How will the scheduled increase of ring size in the current hard fork v7 affect security/privacy, transaction size/fees and verification time?
Is there a reason why exactly 7 and not 10 or maybe 20?
Privacy: Outputs are where amounts of Monero are stored on the blockchain. When you spend one of your outputs in a transaction, it cannot be known which of 7 different source outputs you're really spending. Therefore your anonymity set grows by 40%. Another advantage is that outputs that you receive will now more likely be used as decoys in other people's transactions, which adds to your plausible deniability.
Transaction size: A typical Monero transaction would be 13,792 bytes, up from 13,524 bytes. This is an increase of 2.0%.
Transaction fees: Monero uses KB boundaries when calculating fees.
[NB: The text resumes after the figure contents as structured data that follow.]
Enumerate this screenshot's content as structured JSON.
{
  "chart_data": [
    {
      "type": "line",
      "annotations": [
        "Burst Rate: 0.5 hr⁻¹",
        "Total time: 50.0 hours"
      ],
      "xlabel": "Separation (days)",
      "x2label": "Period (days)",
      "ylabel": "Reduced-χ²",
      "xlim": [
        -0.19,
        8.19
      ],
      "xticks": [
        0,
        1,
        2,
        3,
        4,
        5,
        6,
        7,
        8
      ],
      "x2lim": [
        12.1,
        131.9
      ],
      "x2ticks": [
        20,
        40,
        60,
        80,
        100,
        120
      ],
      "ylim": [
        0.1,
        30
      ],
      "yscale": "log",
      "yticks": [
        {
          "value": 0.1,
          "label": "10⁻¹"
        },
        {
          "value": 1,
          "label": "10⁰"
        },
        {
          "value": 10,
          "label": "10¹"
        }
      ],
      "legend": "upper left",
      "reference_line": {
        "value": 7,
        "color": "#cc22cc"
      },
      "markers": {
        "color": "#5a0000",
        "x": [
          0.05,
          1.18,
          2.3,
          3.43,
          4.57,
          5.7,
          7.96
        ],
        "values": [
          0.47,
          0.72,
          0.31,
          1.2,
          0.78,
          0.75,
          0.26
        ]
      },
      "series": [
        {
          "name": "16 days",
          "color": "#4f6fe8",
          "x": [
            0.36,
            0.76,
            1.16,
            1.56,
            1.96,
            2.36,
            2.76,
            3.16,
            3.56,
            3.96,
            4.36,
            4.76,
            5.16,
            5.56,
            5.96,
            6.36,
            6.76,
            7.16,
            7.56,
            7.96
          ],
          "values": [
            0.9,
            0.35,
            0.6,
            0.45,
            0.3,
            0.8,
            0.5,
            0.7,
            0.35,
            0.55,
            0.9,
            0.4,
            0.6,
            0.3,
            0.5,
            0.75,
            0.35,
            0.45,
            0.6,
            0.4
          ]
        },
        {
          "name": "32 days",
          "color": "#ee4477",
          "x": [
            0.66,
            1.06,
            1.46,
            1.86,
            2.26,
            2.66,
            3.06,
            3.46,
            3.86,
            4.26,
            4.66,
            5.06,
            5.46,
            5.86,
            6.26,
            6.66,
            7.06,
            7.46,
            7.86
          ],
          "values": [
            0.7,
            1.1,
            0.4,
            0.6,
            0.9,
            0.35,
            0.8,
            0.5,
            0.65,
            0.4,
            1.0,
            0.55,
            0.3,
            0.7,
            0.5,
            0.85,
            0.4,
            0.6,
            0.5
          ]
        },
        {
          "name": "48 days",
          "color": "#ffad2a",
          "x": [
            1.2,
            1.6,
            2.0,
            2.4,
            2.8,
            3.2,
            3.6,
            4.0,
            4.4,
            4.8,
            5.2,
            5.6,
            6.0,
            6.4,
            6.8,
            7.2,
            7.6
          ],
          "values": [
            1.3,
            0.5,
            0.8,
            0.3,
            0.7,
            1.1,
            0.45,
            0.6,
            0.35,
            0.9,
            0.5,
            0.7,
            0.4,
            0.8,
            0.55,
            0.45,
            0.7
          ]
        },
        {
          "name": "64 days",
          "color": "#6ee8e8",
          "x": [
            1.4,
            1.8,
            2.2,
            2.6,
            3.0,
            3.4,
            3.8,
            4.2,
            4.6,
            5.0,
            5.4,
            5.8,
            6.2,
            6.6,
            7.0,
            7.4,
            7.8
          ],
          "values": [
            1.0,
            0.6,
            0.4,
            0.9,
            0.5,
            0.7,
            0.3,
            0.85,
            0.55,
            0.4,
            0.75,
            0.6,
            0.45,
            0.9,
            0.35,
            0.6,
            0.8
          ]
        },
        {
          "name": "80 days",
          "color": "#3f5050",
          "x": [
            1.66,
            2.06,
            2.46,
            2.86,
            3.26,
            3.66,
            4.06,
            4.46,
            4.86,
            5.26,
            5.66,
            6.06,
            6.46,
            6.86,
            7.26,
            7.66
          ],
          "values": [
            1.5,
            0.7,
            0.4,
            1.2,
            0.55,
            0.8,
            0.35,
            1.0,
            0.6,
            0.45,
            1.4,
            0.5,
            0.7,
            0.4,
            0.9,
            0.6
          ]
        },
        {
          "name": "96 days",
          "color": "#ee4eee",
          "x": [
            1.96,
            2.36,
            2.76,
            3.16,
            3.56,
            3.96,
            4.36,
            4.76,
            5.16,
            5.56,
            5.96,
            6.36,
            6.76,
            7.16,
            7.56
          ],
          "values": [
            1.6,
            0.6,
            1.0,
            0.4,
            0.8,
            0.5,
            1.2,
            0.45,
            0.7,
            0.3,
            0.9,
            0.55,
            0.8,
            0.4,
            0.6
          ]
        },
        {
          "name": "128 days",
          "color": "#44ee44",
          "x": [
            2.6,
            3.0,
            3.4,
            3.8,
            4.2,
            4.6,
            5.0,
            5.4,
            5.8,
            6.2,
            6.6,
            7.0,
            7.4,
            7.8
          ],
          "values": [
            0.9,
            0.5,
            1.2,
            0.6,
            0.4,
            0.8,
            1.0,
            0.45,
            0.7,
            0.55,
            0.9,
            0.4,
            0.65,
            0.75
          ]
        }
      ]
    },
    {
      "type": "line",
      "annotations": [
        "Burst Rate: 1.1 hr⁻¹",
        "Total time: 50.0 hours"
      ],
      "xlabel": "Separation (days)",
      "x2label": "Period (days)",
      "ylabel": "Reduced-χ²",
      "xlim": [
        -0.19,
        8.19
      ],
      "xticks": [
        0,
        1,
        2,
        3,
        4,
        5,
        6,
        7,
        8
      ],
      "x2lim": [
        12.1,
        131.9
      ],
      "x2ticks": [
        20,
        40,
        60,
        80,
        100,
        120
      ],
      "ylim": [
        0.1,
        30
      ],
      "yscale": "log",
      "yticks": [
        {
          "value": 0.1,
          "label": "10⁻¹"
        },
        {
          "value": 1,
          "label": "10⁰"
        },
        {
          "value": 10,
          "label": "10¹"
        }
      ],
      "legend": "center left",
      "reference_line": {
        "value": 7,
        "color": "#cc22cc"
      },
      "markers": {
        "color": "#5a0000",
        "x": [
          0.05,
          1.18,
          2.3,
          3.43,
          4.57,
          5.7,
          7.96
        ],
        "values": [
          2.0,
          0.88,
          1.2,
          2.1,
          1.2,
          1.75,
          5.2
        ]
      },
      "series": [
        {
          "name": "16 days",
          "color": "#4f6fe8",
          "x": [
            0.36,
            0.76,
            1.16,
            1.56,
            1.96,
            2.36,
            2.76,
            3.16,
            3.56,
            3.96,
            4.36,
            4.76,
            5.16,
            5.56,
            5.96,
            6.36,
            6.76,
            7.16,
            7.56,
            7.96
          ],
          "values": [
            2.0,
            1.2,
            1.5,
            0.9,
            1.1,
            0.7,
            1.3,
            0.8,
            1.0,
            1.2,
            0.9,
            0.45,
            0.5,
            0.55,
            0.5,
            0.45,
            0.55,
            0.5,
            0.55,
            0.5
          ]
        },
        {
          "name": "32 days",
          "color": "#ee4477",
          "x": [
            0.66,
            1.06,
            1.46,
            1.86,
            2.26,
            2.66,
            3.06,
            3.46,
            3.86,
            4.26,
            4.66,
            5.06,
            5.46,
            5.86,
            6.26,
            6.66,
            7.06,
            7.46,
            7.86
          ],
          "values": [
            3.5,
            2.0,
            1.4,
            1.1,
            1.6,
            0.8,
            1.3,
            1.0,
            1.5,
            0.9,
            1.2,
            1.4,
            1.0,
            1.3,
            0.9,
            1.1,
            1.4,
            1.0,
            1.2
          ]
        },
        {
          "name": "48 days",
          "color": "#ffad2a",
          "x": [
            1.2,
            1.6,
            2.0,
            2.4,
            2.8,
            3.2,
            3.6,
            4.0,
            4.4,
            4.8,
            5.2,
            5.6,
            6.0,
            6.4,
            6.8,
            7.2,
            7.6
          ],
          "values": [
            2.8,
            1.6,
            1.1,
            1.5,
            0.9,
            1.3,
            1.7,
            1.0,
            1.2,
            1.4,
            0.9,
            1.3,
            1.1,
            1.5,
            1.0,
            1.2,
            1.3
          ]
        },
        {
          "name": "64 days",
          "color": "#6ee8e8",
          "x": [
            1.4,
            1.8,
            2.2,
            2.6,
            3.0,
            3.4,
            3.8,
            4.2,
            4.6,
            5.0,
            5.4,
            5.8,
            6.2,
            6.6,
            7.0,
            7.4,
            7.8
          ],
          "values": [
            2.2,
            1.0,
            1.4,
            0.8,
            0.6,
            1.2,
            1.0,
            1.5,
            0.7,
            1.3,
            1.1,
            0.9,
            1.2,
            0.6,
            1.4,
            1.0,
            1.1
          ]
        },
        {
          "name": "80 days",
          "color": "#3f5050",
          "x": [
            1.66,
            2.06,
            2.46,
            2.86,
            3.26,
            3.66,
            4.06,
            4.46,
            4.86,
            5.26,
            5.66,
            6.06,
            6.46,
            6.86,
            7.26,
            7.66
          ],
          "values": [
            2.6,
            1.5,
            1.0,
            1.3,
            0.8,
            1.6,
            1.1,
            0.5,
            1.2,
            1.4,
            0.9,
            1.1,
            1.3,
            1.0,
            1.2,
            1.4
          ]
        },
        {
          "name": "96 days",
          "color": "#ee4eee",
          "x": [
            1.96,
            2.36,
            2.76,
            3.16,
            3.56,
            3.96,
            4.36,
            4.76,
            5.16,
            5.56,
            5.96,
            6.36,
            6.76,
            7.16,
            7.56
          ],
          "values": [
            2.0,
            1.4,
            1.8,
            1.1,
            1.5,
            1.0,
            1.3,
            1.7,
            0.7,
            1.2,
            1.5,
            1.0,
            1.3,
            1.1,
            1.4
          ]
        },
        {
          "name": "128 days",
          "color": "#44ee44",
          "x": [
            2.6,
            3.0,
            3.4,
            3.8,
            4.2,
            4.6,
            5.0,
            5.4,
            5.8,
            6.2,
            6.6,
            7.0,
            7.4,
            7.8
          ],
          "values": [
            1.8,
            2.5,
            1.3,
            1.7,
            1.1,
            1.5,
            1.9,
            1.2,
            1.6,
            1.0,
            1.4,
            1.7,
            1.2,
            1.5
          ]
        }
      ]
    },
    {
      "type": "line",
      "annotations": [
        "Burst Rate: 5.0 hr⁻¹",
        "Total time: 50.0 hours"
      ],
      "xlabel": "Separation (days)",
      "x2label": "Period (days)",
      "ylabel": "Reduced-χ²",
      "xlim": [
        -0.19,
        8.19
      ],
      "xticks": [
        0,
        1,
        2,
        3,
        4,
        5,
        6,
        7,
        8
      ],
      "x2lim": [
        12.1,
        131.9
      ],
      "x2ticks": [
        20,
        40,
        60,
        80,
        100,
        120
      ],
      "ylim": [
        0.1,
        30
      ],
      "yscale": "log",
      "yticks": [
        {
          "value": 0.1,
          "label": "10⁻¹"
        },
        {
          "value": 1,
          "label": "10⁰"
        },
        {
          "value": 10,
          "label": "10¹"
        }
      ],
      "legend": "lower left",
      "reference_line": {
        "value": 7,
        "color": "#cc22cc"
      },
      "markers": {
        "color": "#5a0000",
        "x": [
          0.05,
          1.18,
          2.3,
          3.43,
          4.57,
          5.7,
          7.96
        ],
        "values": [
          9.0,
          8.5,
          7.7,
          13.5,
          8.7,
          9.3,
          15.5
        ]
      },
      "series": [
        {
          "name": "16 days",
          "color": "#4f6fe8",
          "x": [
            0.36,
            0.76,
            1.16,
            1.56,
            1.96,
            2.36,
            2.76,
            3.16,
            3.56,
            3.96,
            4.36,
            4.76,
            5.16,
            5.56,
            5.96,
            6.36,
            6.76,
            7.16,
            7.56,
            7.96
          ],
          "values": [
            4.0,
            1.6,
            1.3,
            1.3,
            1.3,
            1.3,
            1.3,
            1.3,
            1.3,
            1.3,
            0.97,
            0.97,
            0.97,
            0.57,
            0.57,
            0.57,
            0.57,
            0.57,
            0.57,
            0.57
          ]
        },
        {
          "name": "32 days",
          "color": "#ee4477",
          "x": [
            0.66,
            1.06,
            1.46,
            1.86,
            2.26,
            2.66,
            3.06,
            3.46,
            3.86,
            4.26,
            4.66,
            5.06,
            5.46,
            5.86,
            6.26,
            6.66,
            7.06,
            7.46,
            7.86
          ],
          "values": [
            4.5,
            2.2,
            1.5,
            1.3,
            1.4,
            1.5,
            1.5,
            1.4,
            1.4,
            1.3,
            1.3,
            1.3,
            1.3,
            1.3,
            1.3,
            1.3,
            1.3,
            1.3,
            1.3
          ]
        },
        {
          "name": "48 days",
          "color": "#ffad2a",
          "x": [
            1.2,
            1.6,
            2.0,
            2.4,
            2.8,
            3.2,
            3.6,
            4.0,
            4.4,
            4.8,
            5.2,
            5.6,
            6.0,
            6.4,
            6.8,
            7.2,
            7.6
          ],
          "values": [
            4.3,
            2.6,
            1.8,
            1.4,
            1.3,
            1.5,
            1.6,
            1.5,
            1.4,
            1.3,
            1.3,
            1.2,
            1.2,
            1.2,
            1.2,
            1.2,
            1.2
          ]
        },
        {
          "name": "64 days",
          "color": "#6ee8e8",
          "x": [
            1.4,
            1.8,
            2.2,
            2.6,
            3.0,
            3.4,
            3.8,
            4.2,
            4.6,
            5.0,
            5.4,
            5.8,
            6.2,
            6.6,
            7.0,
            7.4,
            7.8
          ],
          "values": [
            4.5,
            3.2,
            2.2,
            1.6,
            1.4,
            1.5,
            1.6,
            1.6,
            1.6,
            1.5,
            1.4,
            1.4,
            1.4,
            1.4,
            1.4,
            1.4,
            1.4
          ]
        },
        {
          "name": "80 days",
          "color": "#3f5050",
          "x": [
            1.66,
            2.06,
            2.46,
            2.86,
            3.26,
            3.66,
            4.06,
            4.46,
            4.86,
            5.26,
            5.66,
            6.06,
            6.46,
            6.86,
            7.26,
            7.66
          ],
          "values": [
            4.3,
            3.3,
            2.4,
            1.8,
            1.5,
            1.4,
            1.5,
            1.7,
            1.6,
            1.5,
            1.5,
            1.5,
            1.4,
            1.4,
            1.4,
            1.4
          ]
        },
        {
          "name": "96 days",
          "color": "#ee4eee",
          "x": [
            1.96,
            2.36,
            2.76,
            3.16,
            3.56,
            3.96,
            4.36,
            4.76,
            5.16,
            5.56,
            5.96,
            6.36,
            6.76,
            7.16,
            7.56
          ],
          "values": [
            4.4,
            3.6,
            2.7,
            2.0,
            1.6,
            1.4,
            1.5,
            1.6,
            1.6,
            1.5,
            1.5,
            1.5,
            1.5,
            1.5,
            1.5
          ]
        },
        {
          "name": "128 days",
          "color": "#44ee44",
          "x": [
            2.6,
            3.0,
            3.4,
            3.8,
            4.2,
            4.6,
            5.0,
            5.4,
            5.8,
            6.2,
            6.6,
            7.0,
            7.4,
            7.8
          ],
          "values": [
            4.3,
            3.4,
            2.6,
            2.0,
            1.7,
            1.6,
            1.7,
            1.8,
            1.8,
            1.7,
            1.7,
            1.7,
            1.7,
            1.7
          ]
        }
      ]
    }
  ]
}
Since a typical transaction would still be counted as a 14KB transaction whether it has 5 or 7 ring members, in most cases the fee would be unchanged.
It is of course possible that, depending on your specific transaction (especially if you're spending many outputs in the same transaction), that the transaction fee would increase. For example, if you're spending 10 outputs in a single transaction, the fee would increase by 6%.
Transaction verification time: Ring signature verification time is directly proportional to the number of ring members. Verification of the MLSAG ring signatures (which obfuscate the source outputs) would therefore increase by 40%. However, MLSAGs are not the only part of the transaction that needs to be verified. There is also a range proof Borromean ring signature required for each output created.
By my estimations, a Monero transaction currently requires about 70ms to verify on a single core, of which about 60ms is spent verifying just the output range proofs. Therefore overall verification time would rise from approx 70ms to approx 74ms, which is a 6% increase.
The choice of 7 is a tradeoff between privacy and verification time.
Later this year, the Borromean ring signatures will be replaced with Bulletproof signatures. This may very significantly reduce transaction verification times and provide for the possibility of increasing ring sizes further.